Unearth rare Singaporean records from 1903 to 1941

Unearth rare Singaporean records from 1903 to 1941

Often times when we look back upon the olden days of Singapore music, we tend to get caught up in the the glory days of the 1960s. But our rich musical history actually stretches much further back than that.

With that in mind the National Archives of Singapore (NAS) is going to great lengths to preserve Singapore music recorded before the Japanese Occupation. As part of their Sounds of Yesteryear initiative, the NAS will be digitizing 52 records from 1903 to 1941.

As Channel News Asia reports, these pre-war songs will uploaded directly onto the NAS website over the course of this year in an effort to make these classic tunes more easily accessible to the general public.

In order to do so, these brittle shellac records (the predecessor of vinyl) have to be carefully cleaned and air-dried, before being played on a turntable that is hooked-up to a computer.

'Kembang Katjang' by Miss Louise (1929)

This delicate and time-consuming process is undertaken in order to preserve these fragile copies, and to ensure that the playback retains the original records' ambience.

“We keep the sound authentic without any tweaking, so you will have all these crackling, hissing, fish-frying kind of noise,” explains NAS audio-visual preservation specialist Shanker Thangavellu to CNA.

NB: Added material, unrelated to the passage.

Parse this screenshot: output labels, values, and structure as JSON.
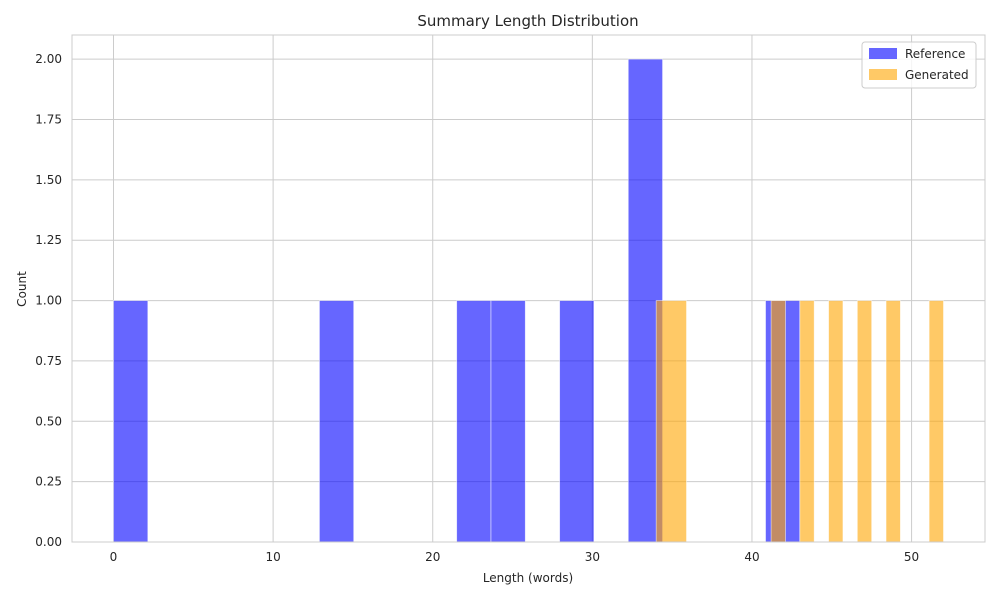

Highlights include a 1939 Malay love song about friend bananas by Miss Julia and the David Lincoln Keronchong Orchestra, a 1920s Chinese opera performed by Lao Sai Tao Yuan (Singapore’s oldest Teochew opera troupe), and 1941 anti-Nazi protest song called 'Kebuasan Hitler' by famed Malay singer Miss Fadillah.

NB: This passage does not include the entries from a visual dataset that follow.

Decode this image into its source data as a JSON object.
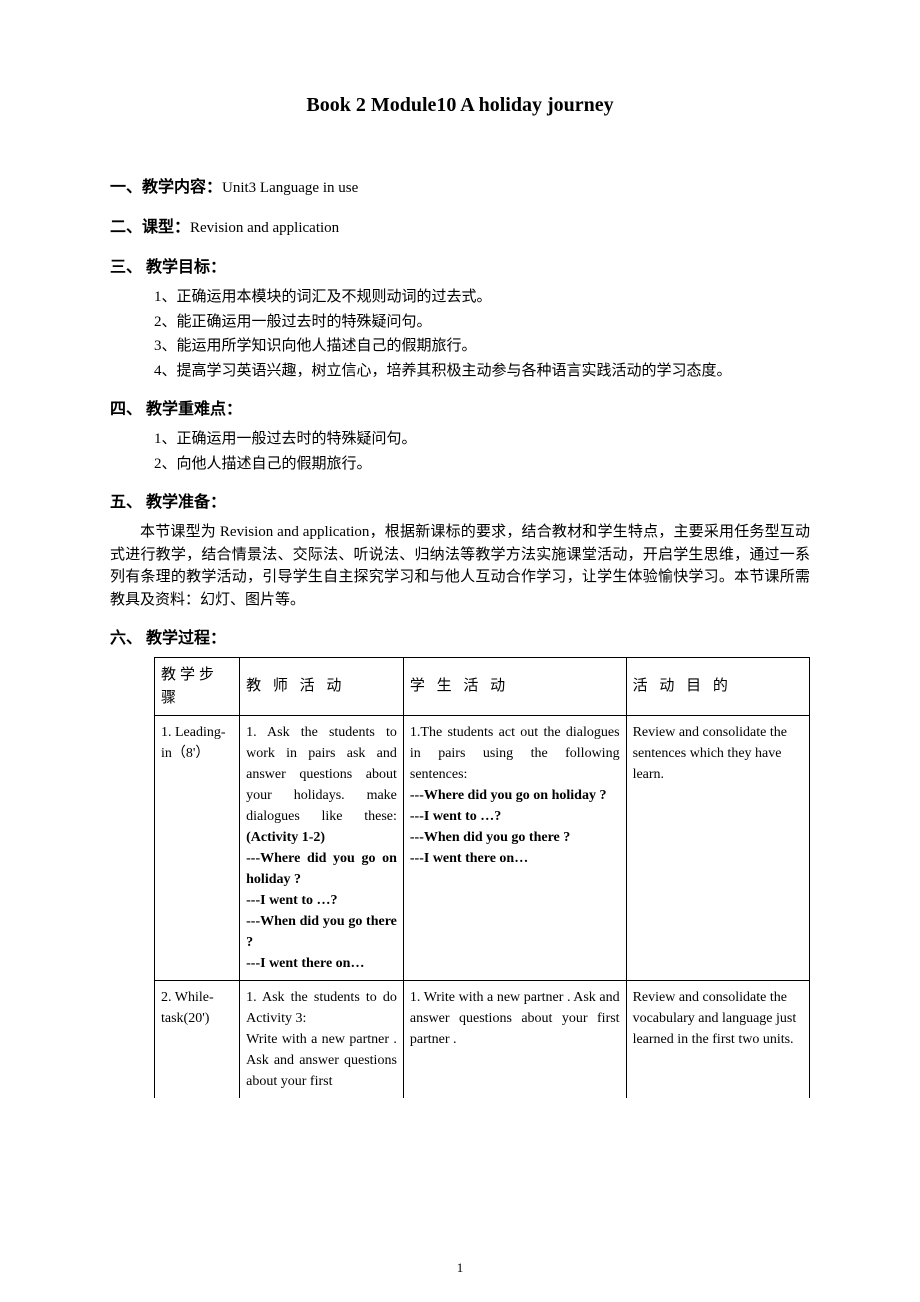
{
  "title": "Book 2 Module10 A holiday journey",
  "sections": {
    "s1": {
      "label": "一、教学内容：",
      "content": "Unit3 Language in use"
    },
    "s2": {
      "label": "二、课型：",
      "content": "Revision and application"
    },
    "s3": {
      "label": "三、 教学目标：",
      "items": [
        "1、正确运用本模块的词汇及不规则动词的过去式。",
        "2、能正确运用一般过去时的特殊疑问句。",
        "3、能运用所学知识向他人描述自己的假期旅行。",
        "4、提高学习英语兴趣，树立信心，培养其积极主动参与各种语言实践活动的学习态度。"
      ]
    },
    "s4": {
      "label": "四、 教学重难点：",
      "items": [
        "1、正确运用一般过去时的特殊疑问句。",
        "2、向他人描述自己的假期旅行。"
      ]
    },
    "s5": {
      "label": "五、 教学准备：",
      "para": "本节课型为 Revision and application，根据新课标的要求，结合教材和学生特点，主要采用任务型互动式进行教学，结合情景法、交际法、听说法、归纳法等教学方法实施课堂活动，开启学生思维，通过一系列有条理的教学活动，引导学生自主探究学习和与他人互动合作学习，让学生体验愉快学习。本节课所需教具及资料：幻灯、图片等。"
    },
    "s6": {
      "label": "六、 教学过程："
    }
  },
  "table": {
    "headers": [
      "教学步骤",
      "教 师 活 动",
      "学 生 活 动",
      "活 动 目 的"
    ],
    "rows": [
      {
        "step": "1. Leading-in（8'）",
        "teacher_pre": "1. Ask the students to work in pairs ask and answer questions about your holidays. make dialogues like these:",
        "teacher_act": "(Activity 1-2)",
        "teacher_dlg": [
          "---Where did you go on holiday ?",
          "---I went to …?",
          "---When did you go there ?",
          "---I went there on…"
        ],
        "student_pre": "1.The students act out the dialogues in pairs using the following sentences:",
        "student_dlg": [
          "---Where did you go on holiday ?",
          "---I went to …?",
          "---When did you go there ?",
          "---I went there on…"
        ],
        "purpose": "Review and consolidate the sentences which they have learn."
      },
      {
        "step": "2. While-task(20')",
        "teacher_pre": "1. Ask the students to do Activity 3:\nWrite with a new partner . Ask and answer questions about your first",
        "student_pre": "1.  Write  with  a  new partner . Ask and answer questions about your first partner .",
        "purpose": "Review and consolidate the vocabulary and language just learned in the first two units."
      }
    ]
  },
  "page_number": "1"
}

While some of these old records were produced by well-known local labels such as Chap Singa, Chap Kuching, and Quek Swee Chiang, some may be surprised to learn that others were handled by huge international companies such as Columbia, Gramophone, and His Master’s Voice (later known as HMV).

Interestingly enough, these 52 records are but a small fraction of the NAS' 3,500 shellac and vinyl records dating from the 1980s all the way back to the early-1900s. So hopefully, the rest of the NAS' catalogue will become available online in the coming years as well.